Patricia Clark
Artist Statement: Talking & Listening to Plants
I’m a creature of habit with writing poetry and it’s not simply for habit’s sake: there’s method to my madness and habit is just a path that takes me on the way to self-effacement (if that’s possible) and reverie; which the dictionary defines as 1.) “a state of dreamy meditation or fanciful musing, 2.) a daydream or 3.) a fantastic, visionary, or impractical idea.” The word’s roots come from Middle English and Old French: “to speak wildly” (see RAVE). Doesn’t that show a connection to the fanciful and to a touch of madness? I light a candle, peel a clementine, pour a cup of coffee—and I skate off on the glissando ice to find a topic, an image, a word with which to start. In this state I am a seeker after what is unknown to me when I begin—often this process involves travel or transport. I try to ride the magic carpet of language to see if it will take me some place unfamiliar, some place with a surprise or an insight. Don’t our best poets surprise us: I could end up, transformed, inside a blossom. I could end up anywhere—as Walt Whitman writes, “If you want me again, look for me under your boot-soles.”
Patricia Clark is the author of Self-Portrait with a Million Dollars, her sixth book of poems, and three chapbooks.
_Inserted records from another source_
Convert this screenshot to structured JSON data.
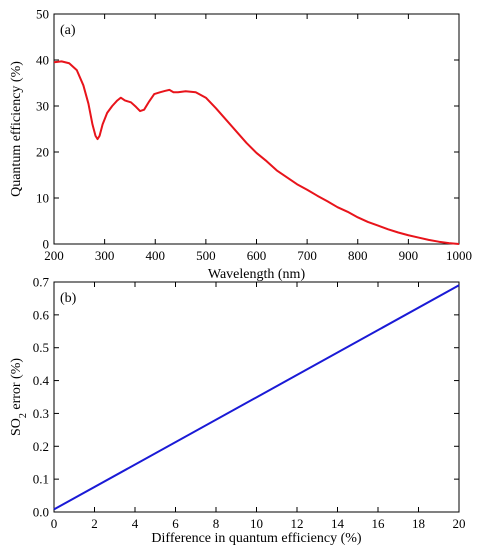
{
  "chart_data": [
    {
      "type": "line",
      "panel_label": "(a)",
      "xlabel": "Wavelength (nm)",
      "ylabel": "Quantum efficiency (%)",
      "xlim": [
        200,
        1000
      ],
      "ylim": [
        0,
        50
      ],
      "xticks": [
        200,
        300,
        400,
        500,
        600,
        700,
        800,
        900,
        1000
      ],
      "yticks": [
        0,
        10,
        20,
        30,
        40,
        50
      ],
      "grid": false,
      "series": [
        {
          "color": "#e8141b",
          "x": [
            200,
            215,
            230,
            245,
            258,
            268,
            276,
            282,
            286,
            290,
            296,
            305,
            315,
            325,
            332,
            340,
            352,
            362,
            370,
            378,
            388,
            398,
            410,
            420,
            428,
            436,
            445,
            460,
            480,
            500,
            520,
            540,
            560,
            580,
            600,
            620,
            640,
            660,
            680,
            700,
            720,
            740,
            760,
            780,
            800,
            820,
            840,
            860,
            880,
            900,
            920,
            940,
            960,
            980,
            1000
          ],
          "y": [
            39.5,
            39.7,
            39.3,
            37.8,
            34.5,
            30.5,
            26.0,
            23.5,
            22.8,
            23.5,
            26.0,
            28.5,
            30.0,
            31.2,
            31.8,
            31.2,
            30.8,
            29.8,
            28.9,
            29.2,
            31.0,
            32.6,
            33.0,
            33.3,
            33.5,
            33.0,
            33.0,
            33.2,
            33.0,
            31.8,
            29.5,
            27.0,
            24.5,
            22.0,
            19.8,
            18.0,
            16.0,
            14.5,
            13.0,
            11.8,
            10.5,
            9.3,
            8.0,
            7.0,
            5.8,
            4.8,
            4.0,
            3.2,
            2.5,
            1.9,
            1.4,
            0.9,
            0.5,
            0.2,
            0.0
          ]
        }
      ]
    },
    {
      "type": "line",
      "panel_label": "(b)",
      "xlabel": "Difference in quantum efficiency  (%)",
      "ylabel_main": "SO",
      "ylabel_sub": "2",
      "ylabel_tail": " error (%)",
      "xlim": [
        0,
        20
      ],
      "ylim": [
        0.0,
        0.7
      ],
      "xticks": [
        0,
        2,
        4,
        6,
        8,
        10,
        12,
        14,
        16,
        18,
        20
      ],
      "yticks": [
        0.0,
        0.1,
        0.2,
        0.3,
        0.4,
        0.5,
        0.6,
        0.7
      ],
      "grid": false,
      "series": [
        {
          "color": "#1a1ad6",
          "x": [
            0,
            20
          ],
          "y": [
            0.008,
            0.69
          ]
        }
      ]
    }
  ]
}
She has work just out (or forthcoming) in Plume, The Southern Review, North American Review, Alaska Quarterly Review, Cimarron Review, Pedestal, Quartet, and Innisfree Poetry Journal. Her poem “Astronomy: ‘In Perfect Silence’” was chosen to go to the moon as part of the Lunar Codex on a NASA Space X flight in fall 2024. Her seventh book of poems, O Lucky Day, is forthcoming in January ’25 from Madville Publishing.